Earl Watson also tossed in 23 points and sank six three-pointers, tying his career high. Combined with Allen and Wilkins, the trio nearly gave Seattle all the points it needed because of a renewed commitment to defense.
"Everything came together defensively," Sonics coach Bob Hill said. "They talked. They rebounded. We got deflections. We contested shots. Our defense was clearly the best it's been all season. We got a lot of points off our defense and that was pretty much it."
The Sonics (30-43) collected a season-high 52 rebounds and held the Blazers to 39 percent shooting (30 of 77). Portland's 83 points were the second fewest for a Seattle opponent this season.
For much of the contest, the Blazers (20-53) appeared to feign interest and looked as if they'd rather be anywhere else. Before the game, McMillan spoke at length about motivating his team and the difficulties he has had this season.
All the Blazers' troubles were on display in the first quarter when they fell behind 34-19. Just past the midway point in the second period, they were done, as the Sonics repeatedly took advantage of their inability to retreat on defense.
Allen caught the Portland defense napping when he skipped a bounce pass across the court to Luke Ridnour for a layup that gave Seattle a 61-33 lead.
On the next possession, Allen threw over the top of backpedaling defenders to Wilkins, who sank a layup that gave Seattle a 30-point lead.
"Just an all-around good win," Hill said. "One of our best."
There hadn't been many opportunities for Sonics fans to laugh with their team this season, and the game gave Sonics starters a chance to pad their stats, gave reserves a chance to play and gave many in the announced crowd of 15,131 a rare chance to savor a blowout victory.
Chris Wilcox finished with 18 points and 13 rebounds, Ridnour had 10 points and eight assists and Robert Swift had 10 points.
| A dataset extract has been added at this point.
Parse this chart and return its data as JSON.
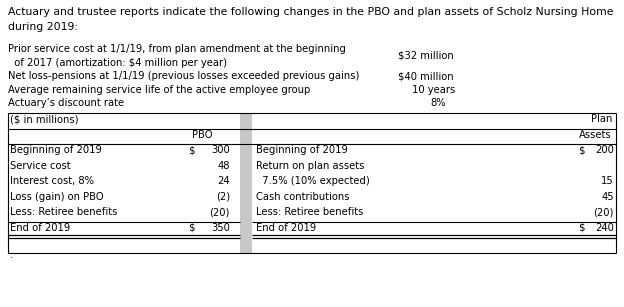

The positive feelings from the game were tempered when rookie center Johan Petro took an elbow from Portland's Joel Przybilla in the third quarter, breaking Petro's nose. He's expected to miss at least the next week.
"For everybody else, it was a good game, but not [for] me," Petro said. "I'm happy for them, but I feel very bad. This isn't how I wanted to end my first year."